Symmetry and Proportion
Symmetry and proportion are fundamental principles in design. Ever since the middle ages, architects and decorators have obsessed over these two ideas. Edith Wharton, famous American decorator of the 19th century said that the whole balance and beauty of a room depends on its proportion relative to an architectural space. In her book, The Decoration of Houses, she gives many examples of well-known sites in which symmetry and proportion were done correctly, and other examples of poorly designed spaces. Wharton also stresses that comfort in a room is impossible without lines that make sense. In this article, we will take a look at historical examples from France, Italy, Britain, and America to see some excellent displays of symmetry and proportion.
Ducal Palace in Mantua
The Ducal Palace, built between the 14th and 17th century. It is a beautiful example of Italian design with eye-pleasing symmetry. Wharton often sites this palace, emphasizing its outstanding architecture.
Queen’s house in Greenwich
This 17th century residence is designed by famous architect Inigo Jones. When constructing the residence, Jones introduced Italian proportions to Britain for the first time. Since then, the Queen’s house has become one of the most important buildings in British architectural history.

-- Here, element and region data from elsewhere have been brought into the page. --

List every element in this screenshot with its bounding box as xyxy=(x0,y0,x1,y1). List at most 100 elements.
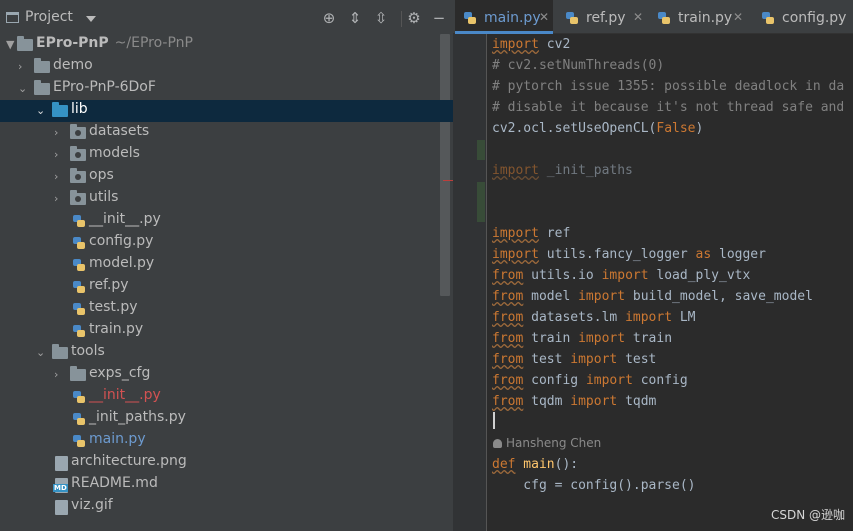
tree-item-ref-py[interactable]: ref.py xyxy=(0,276,453,298)
chevron-right-icon[interactable]: › xyxy=(18,61,28,73)
tree-item-utils[interactable]: › utils xyxy=(0,188,453,210)
tree-item-architecture-png[interactable]: architecture.png xyxy=(0,452,453,474)
tree-item-datasets[interactable]: › datasets xyxy=(0,122,453,144)
project-panel-header: Project ⊕ ⇕ ⇳ ⚙ − xyxy=(0,6,453,32)
tree-item-epro-pnp[interactable]: ▼ EPro-PnP ~/EPro-PnP xyxy=(0,34,453,56)
editor-gutter[interactable] xyxy=(453,34,487,531)
tree-item-label: ops xyxy=(89,167,114,183)
author-name: Hansheng Chen xyxy=(506,436,602,450)
image-file-icon xyxy=(55,456,68,471)
code-line: import ref xyxy=(492,223,570,244)
close-icon[interactable]: ✕ xyxy=(539,10,549,24)
folder-icon xyxy=(34,58,50,73)
tree-item-label: exps_cfg xyxy=(89,365,151,381)
text-caret xyxy=(493,412,495,429)
tree-item-config-py[interactable]: config.py xyxy=(0,232,453,254)
tree-item-label: config.py xyxy=(89,233,154,249)
project-window-icon xyxy=(6,12,19,23)
python-file-icon xyxy=(72,280,86,294)
code-token: cv2.ocl.setUseOpenCL( xyxy=(492,121,657,136)
tree-item-models[interactable]: › models xyxy=(0,144,453,166)
collapse-all-icon[interactable]: ⇳ xyxy=(372,9,390,27)
tree-item-demo[interactable]: › demo xyxy=(0,56,453,78)
tree-item-main-py[interactable]: main.py xyxy=(0,430,453,452)
code-token: build_model, save_model xyxy=(625,289,813,304)
tree-item-init-py[interactable]: __init__.py xyxy=(0,210,453,232)
chevron-right-icon[interactable]: › xyxy=(54,171,64,183)
tree-item-train-py[interactable]: train.py xyxy=(0,320,453,342)
close-icon[interactable]: ✕ xyxy=(733,10,743,24)
header-divider xyxy=(401,11,402,27)
tree-item-test-py[interactable]: test.py xyxy=(0,298,453,320)
tree-item-readme-md[interactable]: MD README.md xyxy=(0,474,453,496)
code-token: utils.io xyxy=(523,268,602,283)
gear-icon[interactable]: ⚙ xyxy=(405,9,423,27)
tree-item-epro-pnp-6dof[interactable]: ⌄ EPro-PnP-6DoF xyxy=(0,78,453,100)
tab-ref-py[interactable]: ref.py ✕ xyxy=(557,0,649,34)
tree-item-viz-gif[interactable]: viz.gif xyxy=(0,496,453,518)
code-token: LM xyxy=(672,310,696,325)
python-file-icon xyxy=(72,434,86,448)
python-file-icon xyxy=(72,236,86,250)
chevron-right-icon[interactable]: › xyxy=(54,369,64,381)
tree-item-tools-init-py[interactable]: __init__.py xyxy=(0,386,453,408)
code-token: cfg = config().parse() xyxy=(492,478,696,493)
tree-item-lib[interactable]: ⌄ lib xyxy=(0,100,453,122)
project-panel: Project ⊕ ⇕ ⇳ ⚙ − ▼ EPro-PnP ~/EPro-PnP ›… xyxy=(0,0,453,531)
chevron-down-icon[interactable]: ⌄ xyxy=(36,347,46,359)
code-token: load_ply_vtx xyxy=(648,268,751,283)
tab-config-py[interactable]: config.py xyxy=(753,0,853,34)
code-token-keyword: import xyxy=(601,268,649,283)
chevron-down-icon[interactable]: ▼ xyxy=(6,39,16,51)
tree-item-label: __init__.py xyxy=(89,211,161,227)
tree-item-label: main.py xyxy=(89,431,146,447)
locate-file-icon[interactable]: ⊕ xyxy=(320,9,338,27)
code-token: config xyxy=(523,373,586,388)
tab-label: main.py xyxy=(484,10,541,26)
code-token-keyword: import xyxy=(570,352,618,367)
code-author-hint[interactable]: Hansheng Chen xyxy=(493,436,601,450)
code-comment: # cv2.setNumThreads(0) xyxy=(492,58,665,73)
tree-item-init-paths-py[interactable]: _init_paths.py xyxy=(0,408,453,430)
tree-overflow-strip xyxy=(0,525,453,531)
project-panel-title: Project xyxy=(25,9,73,25)
code-token-keyword: as xyxy=(695,247,712,262)
tree-item-label: tools xyxy=(71,343,105,359)
tree-item-label: train.py xyxy=(89,321,144,337)
chevron-down-icon[interactable]: ⌄ xyxy=(36,105,46,117)
tree-item-model-py[interactable]: model.py xyxy=(0,254,453,276)
code-token-keyword: from xyxy=(492,394,524,409)
tab-train-py[interactable]: train.py ✕ xyxy=(649,0,749,34)
code-line: from model import build_model, save_mode… xyxy=(492,286,813,307)
code-comment: # disable it because it's not thread saf… xyxy=(492,100,845,115)
code-line: from test import test xyxy=(492,349,656,370)
expand-all-icon[interactable]: ⇕ xyxy=(346,9,364,27)
chevron-right-icon[interactable]: › xyxy=(54,193,64,205)
folder-icon xyxy=(52,344,68,359)
code-token-keyword: import xyxy=(492,226,539,241)
code-line: from train import train xyxy=(492,328,672,349)
code-token-function: main xyxy=(515,457,555,472)
close-icon[interactable]: ✕ xyxy=(633,10,643,24)
tree-item-label: __init__.py xyxy=(89,387,161,403)
code-line: import _init_paths xyxy=(492,160,633,181)
code-token: tqdm xyxy=(617,394,657,409)
tree-item-tools[interactable]: ⌄ tools xyxy=(0,342,453,364)
tree-item-ops[interactable]: › ops xyxy=(0,166,453,188)
tab-main-py[interactable]: main.py ✕ xyxy=(455,0,553,34)
gutter-divider xyxy=(486,34,487,531)
tree-item-exps-cfg[interactable]: › exps_cfg xyxy=(0,364,453,386)
chevron-right-icon[interactable]: › xyxy=(54,127,64,139)
minimize-icon[interactable]: − xyxy=(430,9,448,27)
vcs-change-marker xyxy=(477,140,485,160)
view-dropdown-icon[interactable] xyxy=(86,16,96,22)
tree-item-label: utils xyxy=(89,189,119,205)
tree-item-label: demo xyxy=(53,57,93,73)
code-line: # cv2.setNumThreads(0) xyxy=(492,55,664,76)
tree-item-label: lib xyxy=(71,101,88,117)
tree-item-label: models xyxy=(89,145,140,161)
code-line: # disable it because it's not thread saf… xyxy=(492,97,844,118)
chevron-down-icon[interactable]: ⌄ xyxy=(18,83,28,95)
code-token-keyword: import xyxy=(492,247,539,262)
chevron-right-icon[interactable]: › xyxy=(54,149,64,161)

Palace of Versailles, France
The Palace of Versailles was designed and built in the 17th century. It was home to many French monarchs througout history. As so, it is one of the most widely recognized architectural masterpieces to date.
The White House, Washington, D.C.
The White House is the official residence of the President of the United States. The many rooms in this building show beautiful examples of symmetry, following the neoclassical style.